A Paz Interior Brota da Ausência de Ruído
Carlos Cardoso Aveline, no Filosofia Esotérica
Os sábios pitagóricos diziam que o universo é musical. De fato, cada
som e cada silêncio parecem ter um efeito especial sobre o ser humano.
Seu significado específico pode ser libertador ou não, trazendo
alívio, paz, serenidade, ou talvez inquietação. Por isso o excesso de
ruídos ― a moderna poluição sonora ― está longe de ser um problema sem
importância.
Sabe-se, por exemplo, que o lixo é apenas uma matéria-prima
potencialmente útil, colocada em lugar errado. Do mesmo modo, o barulho é
um som, em si mesmo inofensivo, que evoca fragmentação e desarmonia
porque foi emitido no momento, no tom e no volume errados.
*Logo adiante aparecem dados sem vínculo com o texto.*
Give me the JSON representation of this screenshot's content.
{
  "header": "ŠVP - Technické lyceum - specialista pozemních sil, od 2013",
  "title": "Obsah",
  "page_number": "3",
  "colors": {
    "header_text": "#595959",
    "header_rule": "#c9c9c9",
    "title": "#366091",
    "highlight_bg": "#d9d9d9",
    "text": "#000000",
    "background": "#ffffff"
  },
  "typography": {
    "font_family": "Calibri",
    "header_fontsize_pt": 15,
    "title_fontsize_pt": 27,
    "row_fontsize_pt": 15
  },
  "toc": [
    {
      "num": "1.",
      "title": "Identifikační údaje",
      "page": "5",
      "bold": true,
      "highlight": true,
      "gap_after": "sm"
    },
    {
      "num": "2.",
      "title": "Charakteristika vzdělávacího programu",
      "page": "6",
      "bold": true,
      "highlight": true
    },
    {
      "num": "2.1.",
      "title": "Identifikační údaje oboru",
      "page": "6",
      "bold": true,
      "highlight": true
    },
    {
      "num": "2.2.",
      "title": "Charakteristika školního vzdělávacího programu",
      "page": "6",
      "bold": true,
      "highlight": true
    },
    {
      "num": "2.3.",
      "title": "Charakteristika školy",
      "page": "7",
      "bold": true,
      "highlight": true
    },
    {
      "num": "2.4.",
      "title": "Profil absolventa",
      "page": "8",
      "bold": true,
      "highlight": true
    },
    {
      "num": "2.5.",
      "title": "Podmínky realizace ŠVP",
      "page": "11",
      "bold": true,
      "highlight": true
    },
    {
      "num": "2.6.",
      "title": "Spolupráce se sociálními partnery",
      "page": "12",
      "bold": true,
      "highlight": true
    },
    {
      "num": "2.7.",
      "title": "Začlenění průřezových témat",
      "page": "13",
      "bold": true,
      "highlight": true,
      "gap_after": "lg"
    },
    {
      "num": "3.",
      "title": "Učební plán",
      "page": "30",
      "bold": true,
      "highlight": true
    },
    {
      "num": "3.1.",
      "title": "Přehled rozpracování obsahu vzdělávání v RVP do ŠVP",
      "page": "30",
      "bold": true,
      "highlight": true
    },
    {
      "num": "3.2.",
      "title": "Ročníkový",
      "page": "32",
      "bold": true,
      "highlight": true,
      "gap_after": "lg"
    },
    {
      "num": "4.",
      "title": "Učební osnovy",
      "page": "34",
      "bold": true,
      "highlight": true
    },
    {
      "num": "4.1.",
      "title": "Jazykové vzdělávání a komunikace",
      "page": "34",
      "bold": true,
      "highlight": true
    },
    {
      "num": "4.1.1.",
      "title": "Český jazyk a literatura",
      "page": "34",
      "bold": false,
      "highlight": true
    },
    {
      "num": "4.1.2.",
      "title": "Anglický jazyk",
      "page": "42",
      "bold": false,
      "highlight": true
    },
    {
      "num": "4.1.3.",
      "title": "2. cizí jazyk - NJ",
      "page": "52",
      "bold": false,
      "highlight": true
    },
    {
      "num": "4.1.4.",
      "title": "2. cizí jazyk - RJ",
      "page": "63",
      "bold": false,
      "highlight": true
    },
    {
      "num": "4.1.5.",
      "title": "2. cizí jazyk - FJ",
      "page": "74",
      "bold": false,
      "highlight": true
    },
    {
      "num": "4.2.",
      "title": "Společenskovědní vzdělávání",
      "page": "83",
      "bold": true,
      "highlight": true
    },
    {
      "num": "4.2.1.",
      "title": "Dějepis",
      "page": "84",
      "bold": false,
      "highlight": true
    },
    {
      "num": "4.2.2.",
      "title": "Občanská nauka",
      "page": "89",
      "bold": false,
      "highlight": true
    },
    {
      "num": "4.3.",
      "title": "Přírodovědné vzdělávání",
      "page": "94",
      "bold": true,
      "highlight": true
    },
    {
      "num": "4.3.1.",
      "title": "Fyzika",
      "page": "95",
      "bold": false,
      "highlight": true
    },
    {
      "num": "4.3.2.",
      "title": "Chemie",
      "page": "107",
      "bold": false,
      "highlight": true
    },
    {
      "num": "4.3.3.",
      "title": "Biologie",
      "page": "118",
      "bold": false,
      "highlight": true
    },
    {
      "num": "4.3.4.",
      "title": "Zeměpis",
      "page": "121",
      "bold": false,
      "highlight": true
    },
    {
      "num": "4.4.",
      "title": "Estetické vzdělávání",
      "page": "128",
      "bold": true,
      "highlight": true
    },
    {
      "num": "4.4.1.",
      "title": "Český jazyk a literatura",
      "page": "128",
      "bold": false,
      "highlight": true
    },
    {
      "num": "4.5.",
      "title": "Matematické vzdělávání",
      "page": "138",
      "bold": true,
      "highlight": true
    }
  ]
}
Os sons da natureza são, geralmente, musicais. É certo que às vezes ―
como durante uma tempestade ― podem parecer terríveis para quem não os
entende. Um cachorro doméstico, por exemplo, sempre irá para debaixo da
cama, assustado, ao ouvir trovões. Mas, no conjunto, do ponto de vista
sonoro, a natureza é silenciosa e harmônica. Essa percepção se reforça
quando a comparamos a uma cidade moderna. Basta imaginar, por um
momento, o ruído das ondas do mar batendo numa praia deserta, o canto
dos pássaros no alto das árvores, o barulho do vento provocando o
farfalhar das folhas, e de outro lado o buzinar dos veículos, o ronco
dos motores e o ruído das sirenes. Mesmo nossas paisagens rurais são
cortadas atualmente pelo ronco de tratores e moto-serras. O ruído ameaça
não só o silêncio e a musicalidade presentes na natureza, mas também a
saúde do ser humano.
A surdez física não é o único resultado do excesso de barulho.
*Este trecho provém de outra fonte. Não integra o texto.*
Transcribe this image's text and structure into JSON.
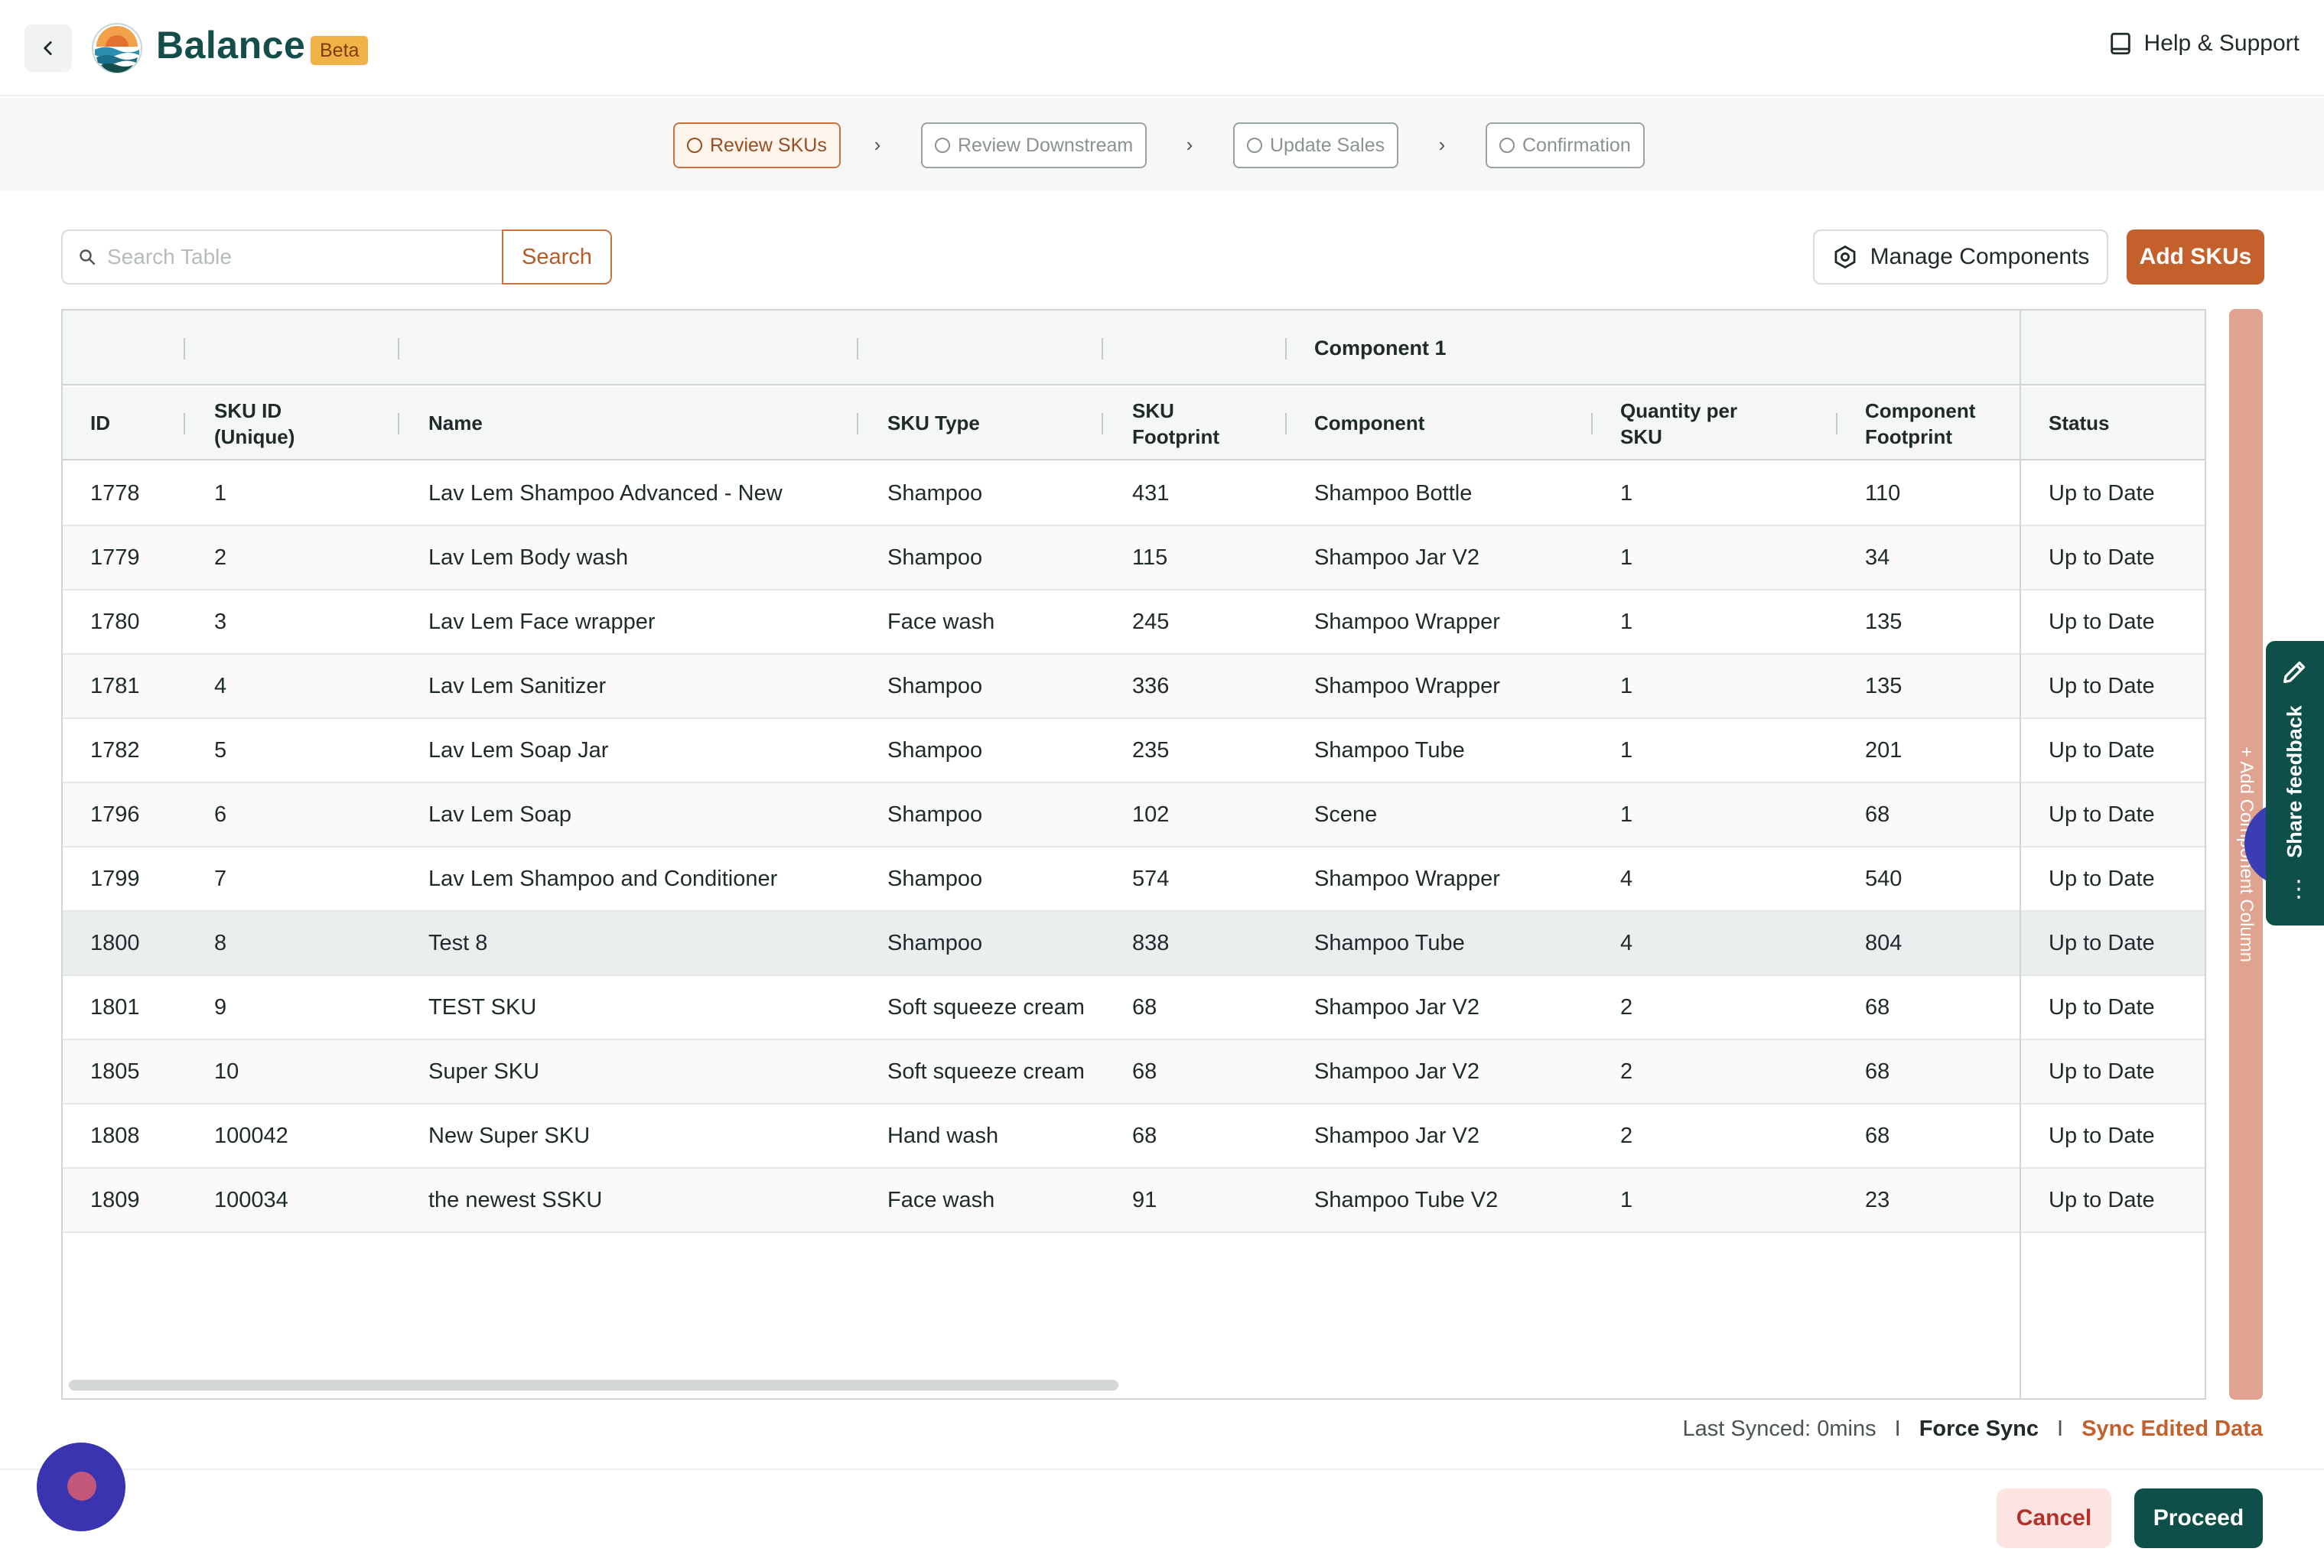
{
  "header": {
    "brand": "Balance",
    "badge": "Beta",
    "help_label": "Help & Support"
  },
  "stepper": {
    "steps": [
      {
        "label": "Review SKUs",
        "state": "active"
      },
      {
        "label": "Review Downstream",
        "state": "pending"
      },
      {
        "label": "Update Sales",
        "state": "pending"
      },
      {
        "label": "Confirmation",
        "state": "pending"
      }
    ]
  },
  "toolbar": {
    "search_placeholder": "Search Table",
    "search_button": "Search",
    "manage_button": "Manage Components",
    "add_button": "Add SKUs"
  },
  "table": {
    "group_label": "Component 1",
    "columns": {
      "id": "ID",
      "sku_id_1": "SKU ID",
      "sku_id_2": "(Unique)",
      "name": "Name",
      "sku_type": "SKU Type",
      "footprint_1": "SKU",
      "footprint_2": "Footprint",
      "component": "Component",
      "qty_1": "Quantity per",
      "qty_2": "SKU",
      "comp_fp_1": "Component",
      "comp_fp_2": "Footprint",
      "status": "Status"
    },
    "rows": [
      {
        "id": "1778",
        "sku_id": "1",
        "name": "Lav Lem Shampoo Advanced - New",
        "sku_type": "Shampoo",
        "footprint": "431",
        "component": "Shampoo Bottle",
        "qty": "1",
        "comp_fp": "110",
        "status": "Up to Date"
      },
      {
        "id": "1779",
        "sku_id": "2",
        "name": "Lav Lem Body wash",
        "sku_type": "Shampoo",
        "footprint": "115",
        "component": "Shampoo Jar V2",
        "qty": "1",
        "comp_fp": "34",
        "status": "Up to Date"
      },
      {
        "id": "1780",
        "sku_id": "3",
        "name": "Lav Lem Face wrapper",
        "sku_type": "Face wash",
        "footprint": "245",
        "component": "Shampoo Wrapper",
        "qty": "1",
        "comp_fp": "135",
        "status": "Up to Date"
      },
      {
        "id": "1781",
        "sku_id": "4",
        "name": "Lav Lem Sanitizer",
        "sku_type": "Shampoo",
        "footprint": "336",
        "component": "Shampoo Wrapper",
        "qty": "1",
        "comp_fp": "135",
        "status": "Up to Date"
      },
      {
        "id": "1782",
        "sku_id": "5",
        "name": "Lav Lem Soap Jar",
        "sku_type": "Shampoo",
        "footprint": "235",
        "component": "Shampoo Tube",
        "qty": "1",
        "comp_fp": "201",
        "status": "Up to Date"
      },
      {
        "id": "1796",
        "sku_id": "6",
        "name": "Lav Lem Soap",
        "sku_type": "Shampoo",
        "footprint": "102",
        "component": "Scene",
        "qty": "1",
        "comp_fp": "68",
        "status": "Up to Date"
      },
      {
        "id": "1799",
        "sku_id": "7",
        "name": "Lav Lem Shampoo and Conditioner",
        "sku_type": "Shampoo",
        "footprint": "574",
        "component": "Shampoo Wrapper",
        "qty": "4",
        "comp_fp": "540",
        "status": "Up to Date"
      },
      {
        "id": "1800",
        "sku_id": "8",
        "name": "Test 8",
        "sku_type": "Shampoo",
        "footprint": "838",
        "component": "Shampoo Tube",
        "qty": "4",
        "comp_fp": "804",
        "status": "Up to Date"
      },
      {
        "id": "1801",
        "sku_id": "9",
        "name": "TEST SKU",
        "sku_type": "Soft squeeze cream tube",
        "footprint": "68",
        "component": "Shampoo Jar V2",
        "qty": "2",
        "comp_fp": "68",
        "status": "Up to Date"
      },
      {
        "id": "1805",
        "sku_id": "10",
        "name": "Super SKU",
        "sku_type": "Soft squeeze cream tube",
        "footprint": "68",
        "component": "Shampoo Jar V2",
        "qty": "2",
        "comp_fp": "68",
        "status": "Up to Date"
      },
      {
        "id": "1808",
        "sku_id": "100042",
        "name": "New Super SKU",
        "sku_type": "Hand wash",
        "footprint": "68",
        "component": "Shampoo Jar V2",
        "qty": "2",
        "comp_fp": "68",
        "status": "Up to Date"
      },
      {
        "id": "1809",
        "sku_id": "100034",
        "name": "the newest SSKU",
        "sku_type": "Face wash",
        "footprint": "91",
        "component": "Shampoo Tube V2",
        "qty": "1",
        "comp_fp": "23",
        "status": "Up to Date"
      }
    ]
  },
  "side": {
    "add_component_label": "+ Add Component Column",
    "feedback_label": "Share feedback"
  },
  "sync": {
    "last_synced": "Last Synced: 0mins",
    "force_sync": "Force Sync",
    "sync_edited": "Sync Edited Data"
  },
  "footer": {
    "cancel": "Cancel",
    "proceed": "Proceed"
  },
  "colors": {
    "brand_teal": "#0f4f4a",
    "accent_orange": "#c4602b",
    "beta_badge": "#f0b247"
  }
}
Submetido à poluição sonora, o cidadão apresenta uma variedade de
sintomas. O sistema nervoso periférico sofre, e provoca vasoconstrição;
os vasos sanguíneos se comprimem. O batimento cardíaco fica alterado.
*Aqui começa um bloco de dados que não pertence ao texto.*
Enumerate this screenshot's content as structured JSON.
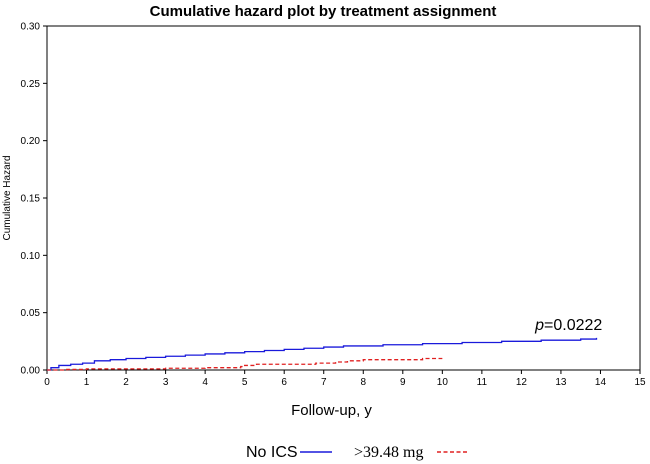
{
  "chart_data": {
    "type": "line",
    "title": "Cumulative hazard plot by treatment assignment",
    "xlabel": "Follow-up, y",
    "ylabel": "Cumulative Hazard",
    "xlim": [
      0,
      15
    ],
    "ylim": [
      0,
      0.3
    ],
    "x_ticks": [
      "0",
      "1",
      "2",
      "3",
      "4",
      "5",
      "6",
      "7",
      "8",
      "9",
      "10",
      "11",
      "12",
      "13",
      "14",
      "15"
    ],
    "y_ticks": [
      "0.00",
      "0.05",
      "0.10",
      "0.15",
      "0.20",
      "0.25",
      "0.30"
    ],
    "annotation": {
      "p_symbol": "p",
      "p_value": "=0.0222",
      "x": 12.6,
      "y": 0.035
    },
    "series": [
      {
        "name": "No ICS",
        "color": "#1a1adb",
        "dash": "solid",
        "points": [
          [
            0,
            0
          ],
          [
            0.1,
            0.002
          ],
          [
            0.3,
            0.004
          ],
          [
            0.6,
            0.005
          ],
          [
            0.9,
            0.006
          ],
          [
            1.2,
            0.008
          ],
          [
            1.6,
            0.009
          ],
          [
            2.0,
            0.01
          ],
          [
            2.5,
            0.011
          ],
          [
            3.0,
            0.012
          ],
          [
            3.5,
            0.013
          ],
          [
            4.0,
            0.014
          ],
          [
            4.5,
            0.015
          ],
          [
            5.0,
            0.016
          ],
          [
            5.5,
            0.017
          ],
          [
            6.0,
            0.018
          ],
          [
            6.5,
            0.019
          ],
          [
            7.0,
            0.02
          ],
          [
            7.5,
            0.021
          ],
          [
            8.0,
            0.021
          ],
          [
            8.5,
            0.022
          ],
          [
            9.0,
            0.022
          ],
          [
            9.5,
            0.023
          ],
          [
            10.0,
            0.023
          ],
          [
            10.5,
            0.024
          ],
          [
            11.0,
            0.024
          ],
          [
            11.5,
            0.025
          ],
          [
            12.0,
            0.025
          ],
          [
            12.5,
            0.026
          ],
          [
            13.0,
            0.026
          ],
          [
            13.5,
            0.027
          ],
          [
            13.9,
            0.028
          ]
        ]
      },
      {
        "name": ">39.48 mg",
        "color": "#e02020",
        "dash": "dashed",
        "points": [
          [
            0,
            0
          ],
          [
            0.5,
            0.0005
          ],
          [
            1.0,
            0.001
          ],
          [
            2.0,
            0.001
          ],
          [
            3.0,
            0.0015
          ],
          [
            4.0,
            0.002
          ],
          [
            4.8,
            0.002
          ],
          [
            4.9,
            0.003
          ],
          [
            5.0,
            0.004
          ],
          [
            5.3,
            0.005
          ],
          [
            6.0,
            0.005
          ],
          [
            6.8,
            0.006
          ],
          [
            7.1,
            0.006
          ],
          [
            7.3,
            0.007
          ],
          [
            7.6,
            0.008
          ],
          [
            8.0,
            0.009
          ],
          [
            9.0,
            0.009
          ],
          [
            9.5,
            0.01
          ],
          [
            10.0,
            0.01
          ]
        ]
      }
    ],
    "legend": [
      {
        "label": "No ICS",
        "color": "#1a1adb",
        "dash": "solid",
        "font": "sans"
      },
      {
        "label": ">39.48 mg",
        "color": "#e02020",
        "dash": "dashed",
        "font": "serif"
      }
    ],
    "legend_position": "bottom-center"
  }
}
As pupilas se dilatam. Quando o problema é constante, a perda de audição
aparece como uma defesa do organismo. O organismo surdo se fecha para o
meio ambiente: ele declara uma paz interior unilateral, cujo preço é a
incomunicação definitiva. Quem hoje ouve “rock” a todo volume, em
alguns anos poderá não ouvir, nem mesmo querendo, os acordes mais suaves
da música clássica.
O ruído excessivo é uma espécie de exteriorização forçada da
consciência, e pode ser buscado como meio para evitar o confronto com a
ansiedade. É o caso de certo tipo de música. O barulho também pode ser
imposto ao homem desde fora, transformando-o em vítima de um processo de
contaminação ambiental.
Todo ser humano precisa do silêncio para viver bem, e é na ausência
de barulho que ocorrem e são compreendidas as coisas mais importantes.“O
silêncio não deve ser buscado como uma maneira de evitar a vida”,
escreve o religioso Nicolas Caballero, das Filipinas. “Não pode ser
apenas um refúgio da agitação, ou do que nós chamamos de estar cansado
da vida. O silêncio é o contexto em que nós reconstruímos a
interioridade e a exterioridade.” Para Caballero, devemos aprender a
produzir silêncio em nossas vidas. [1]
O barulho e a desarmonia, de um lado, e o silêncio e o equilíbrio, de
outro, podem ocorrer simultaneamente em três níveis de consciência:
físico, emocional e mental. Estas três instâncias formam uma tela vital
única, cuja qualidade devemos aumentar de modo gradativo e constante.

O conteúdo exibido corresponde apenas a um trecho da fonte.